The SOA witness remains strongly Catholic at its core with dozens of Jesuits schools and religious orders of nuns and priests joining in a mock funeral procession. A vigil mass sponsored by the Ignatian Family Teach-In drew a standing room-only crowd of more than 3,000 people to the Columbus Convention Center.
Ann Mcgovern is executive director of The Ignatian Solidarity Network, the group that oversees the teach-in. A Boston College graduate, Mcgovern, 39, says the gathering is an important cross-generational experience for young Catholics. Conspicuously absent from the SOA gathering were members of the Church hierarchy. Only former Diocese of Detroit auxiliary Bishop Thomas Gumbleton was part of the teach-in.

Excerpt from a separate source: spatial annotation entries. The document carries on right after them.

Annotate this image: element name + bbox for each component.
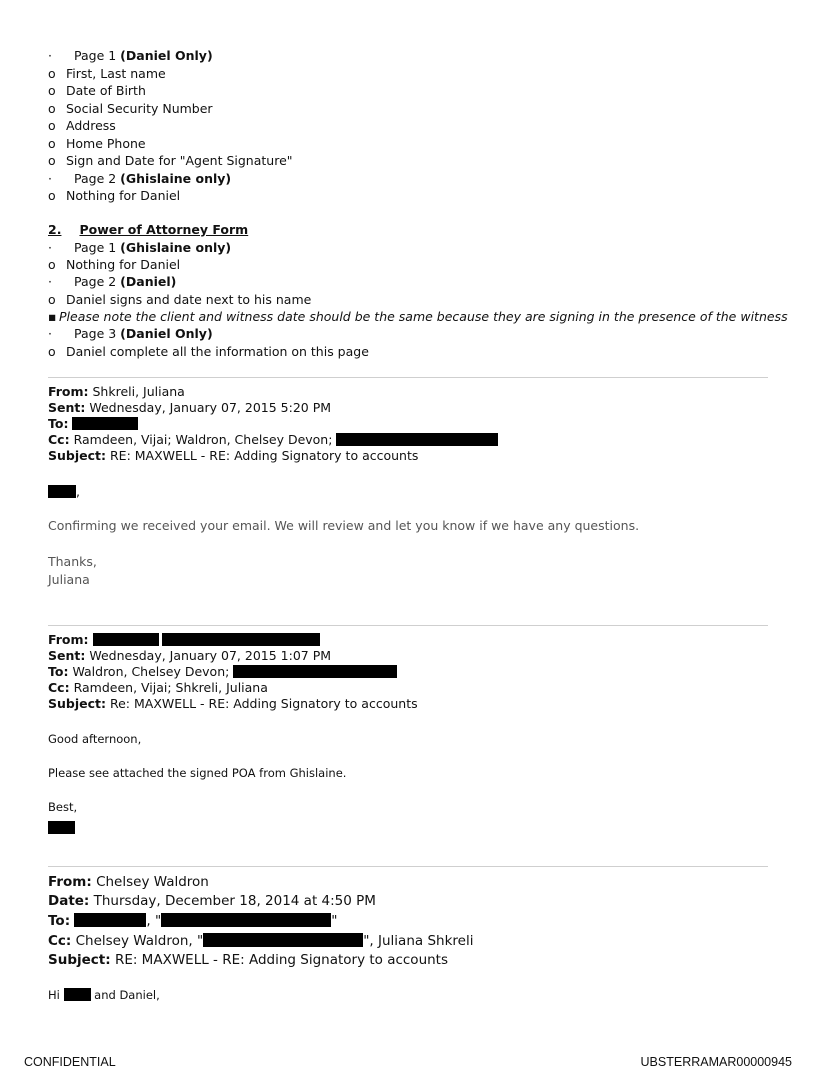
checklist-item: o Nothing for Daniel (48, 188, 181, 203)
email-from: From: (48, 631, 320, 648)
checklist-note: ▪ Please note the client and witness date should be the same because they are signing in the presence of the witness (48, 309, 788, 324)
footer-confidential: CONFIDENTIAL (24, 1055, 116, 1069)
email-signature: Juliana (48, 572, 90, 587)
email-greeting: , (48, 483, 80, 500)
redaction-bar (203, 933, 363, 947)
checklist-item: · Page 2 (Daniel) (48, 274, 177, 289)
email-cc: Cc: Ramdeen, Vijai; Waldron, Chelsey Devon; (48, 431, 498, 448)
section-heading: 2. Power of Attorney Form (48, 222, 249, 237)
email-cc: Cc: Chelsey Waldron, " ", Juliana Shkreli (48, 933, 474, 949)
redaction-bar (64, 988, 91, 1001)
email-signature (48, 818, 75, 837)
checklist-item: · Page 2 (Ghislaine only) (48, 171, 232, 186)
redaction-bar (93, 633, 159, 646)
email-subject: Subject: Re: MAXWELL - RE: Adding Signatory to accounts (48, 696, 418, 711)
email-cc: Cc: Ramdeen, Vijai; Shkreli, Juliana (48, 680, 268, 695)
email-from: From: Shkreli, Juliana (48, 384, 185, 399)
checklist-item: · Page 3 (Daniel Only) (48, 326, 213, 341)
checklist-item: · Page 1 (Ghislaine only) (48, 240, 232, 255)
email-sent: Sent: Wednesday, January 07, 2015 5:20 PM (48, 400, 332, 415)
checklist-item: o Home Phone (48, 136, 146, 151)
redaction-bar (161, 913, 331, 927)
email-body: Please see attached the signed POA from Ghislaine. (48, 766, 347, 780)
email-sent: Sent: Wednesday, January 07, 2015 1:07 PM (48, 648, 332, 663)
email-subject: Subject: RE: MAXWELL - RE: Adding Signatory to accounts (48, 448, 419, 463)
checklist-item: o Daniel signs and date next to his name (48, 292, 312, 307)
email-signoff: Best, (48, 800, 78, 814)
redaction-bar (48, 485, 76, 498)
email-greeting: Hi and Daniel, (48, 988, 160, 1002)
divider (48, 377, 768, 378)
checklist-item: o Nothing for Daniel (48, 257, 181, 272)
checklist-item: · Page 1 (Daniel Only) (48, 48, 213, 63)
checklist-item: o Sign and Date for "Agent Signature" (48, 153, 293, 168)
divider (48, 866, 768, 867)
redaction-bar (48, 821, 75, 834)
redaction-bar (162, 633, 320, 646)
checklist-item: o Daniel complete all the information on this page (48, 344, 369, 359)
email-body: Confirming we received your email. We will review and let you know if we have any questions. (48, 518, 640, 533)
email-subject: Subject: RE: MAXWELL - RE: Adding Signatory to accounts (48, 952, 449, 968)
email-from: From: Chelsey Waldron (48, 874, 209, 890)
footer-bates-number: UBSTERRAMAR00000945 (640, 1055, 792, 1069)
checklist-item: o Date of Birth (48, 83, 146, 98)
email-to: To: (48, 415, 138, 432)
redaction-bar (72, 417, 138, 430)
redaction-bar (336, 433, 498, 446)
redaction-bar (74, 913, 146, 927)
checklist-item: o Social Security Number (48, 101, 213, 116)
email-to: To: , " " (48, 913, 338, 929)
checklist-item: o Address (48, 118, 116, 133)
redaction-bar (233, 665, 397, 678)
email-to: To: Waldron, Chelsey Devon; (48, 663, 397, 680)
divider (48, 625, 768, 626)
email-signoff: Thanks, (48, 554, 97, 569)
email-greeting: Good afternoon, (48, 732, 142, 746)
email-date: Date: Thursday, December 18, 2014 at 4:50 PM (48, 893, 376, 909)
checklist-item: o First, Last name (48, 66, 166, 81)
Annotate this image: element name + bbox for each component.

Katy Scott, the 62-year-old mother of Jason Scott, a soldier who was severely injured by a 2005 IED blast in Iraq, spent almost a year by her son's side as he recovered at Walter Reed Army Medical Center.
"Where are our bishops?" Scott asked. "Why aren't they here, because this is where Jesus would be."
Several times each week, planes full of injured soldiers would arrive at Andrews Air Force Base, and Katy Scott, who works as a chaplain at Heartland Hospice in Chicago, would greet the new arrivals, who always came in "after dark" at Walter Reed.
"I always tried to be present so that at least I could honor them when they arrived at Walter Reed," Scott said.
Because of her outspoken opposition to war, Scott is now estranged from her son, whose pictures she displayed at the SOA gathering. "At the deepest center I've always tried to follow Jesus who said to us, 'Love your enemy,' and love does not mean killing and destroying," Scott said. "As he hung on the cross, as he was tortured and trying to take a breath before he died, He said, 'Father forgive them,' so that's where I stand; loving those, even my son, who killed and destroyed in this country's name."
Patrick O'Neill is a freelance religion journalist living in Garner, N.C.